KATHMANDU, May 14: The government on Friday formed a four-member committee under Chief Secretary Madhav Prasad Ghimire to steer and monitor reforms in Nepal Oil Corporation (NOC).
The committee has secretaries from Home Ministry, Prime Minister´s Office and Commerce and Supplies Ministry as members.
It has been asked to implement immediate, short, medium and long-term reforms in NOC, which is infamous for corruption and leakage, as suggested by the NOC Reforms Commission.
The commission had found leakage and corruption in corporation running at Rs 3.44 billion a year, something which has been costing consumers dearly.
As that amount is pocketed by corrupt officials, the commission had asked the government to hold NOC managing director, chairman and Minister for Commerce and Supplies responsible for the leakage and take appropriate actions against them.
Interestingly, secretary of Ministry of Commerce and Supplies, Purushottam Ojha -- a member of the newly formed implementation team, is himself the chairman of NOC. The commission has sought investigation against Ojha for his possible involvement in corruption.
“Clearly, we do not expect Ojha to initiate probe against himself. The government must remove him from the team. Otherwise, the report simply will not be implemented,” said Jyoti Baniya, a member of the commission.
In order to plug leakage, the commission has asked the government to instantly re-structure the NOC. Under this, it has suggested that the government designate the vice-chairman of the National Planning Commission as chairman of NOC and appoint a chief executive through free competition. It has also pushed the government to enact law governing the petroleum sector, set up a Nepal Petroleum Authority as a regulatory body and adopt an automatic pricing mechanism.
The commission has pushed strongly for opening petroleum imports to the private sector, arguing that it was necessary to end NOC´s monopoly and make it more accountable to consumers.
Moreover, the commission has also urged the government to hold talks with India to waive off price adjustment factor (PAF) adopted in setting export price for Nepal. As PAF is equivalent to customs duty and taxes (imposed on crude import), the commission views passing the cost to Nepali consumers is an unjustifiable act.
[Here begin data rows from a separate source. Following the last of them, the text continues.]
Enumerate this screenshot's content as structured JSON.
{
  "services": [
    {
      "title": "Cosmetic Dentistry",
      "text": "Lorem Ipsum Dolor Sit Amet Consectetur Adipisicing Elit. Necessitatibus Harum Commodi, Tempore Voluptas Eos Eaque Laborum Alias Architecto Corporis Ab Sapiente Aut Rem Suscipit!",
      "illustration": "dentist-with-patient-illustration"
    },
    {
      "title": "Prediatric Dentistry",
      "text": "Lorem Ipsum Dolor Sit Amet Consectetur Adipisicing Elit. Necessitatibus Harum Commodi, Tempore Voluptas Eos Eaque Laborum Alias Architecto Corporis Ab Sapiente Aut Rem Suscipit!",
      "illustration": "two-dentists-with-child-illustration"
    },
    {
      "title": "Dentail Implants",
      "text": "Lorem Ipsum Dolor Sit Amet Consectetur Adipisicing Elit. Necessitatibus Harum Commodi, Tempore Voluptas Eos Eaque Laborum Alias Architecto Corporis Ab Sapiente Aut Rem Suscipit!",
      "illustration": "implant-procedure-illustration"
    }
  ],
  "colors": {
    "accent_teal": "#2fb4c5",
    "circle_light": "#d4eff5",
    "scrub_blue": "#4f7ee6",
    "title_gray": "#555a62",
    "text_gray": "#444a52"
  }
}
It has also suggested that the government reclaim the PAF paid so far to Indian Oil Corporation (IOC) -- the sole supplier of fuel to Nepal. “Such amount stand at around Rs 14 billion, almost enough to free NOC of its debt burden,” according to the report.
The commission has also pushed for transparent mechanism for appointment of dealers and transporters. It has called for scientific fixation of technical loss like shrinkage, as it has been imposing unwanted financial burden of some Rs 5.04 billion a year on consumers.
Among others, it has also asked the government to strictly monitor the operations of liquefied petroleum gas (LPG) market, particularly as bottlers have been supplying substandard cylinders to consumers, exposing them to grave risk.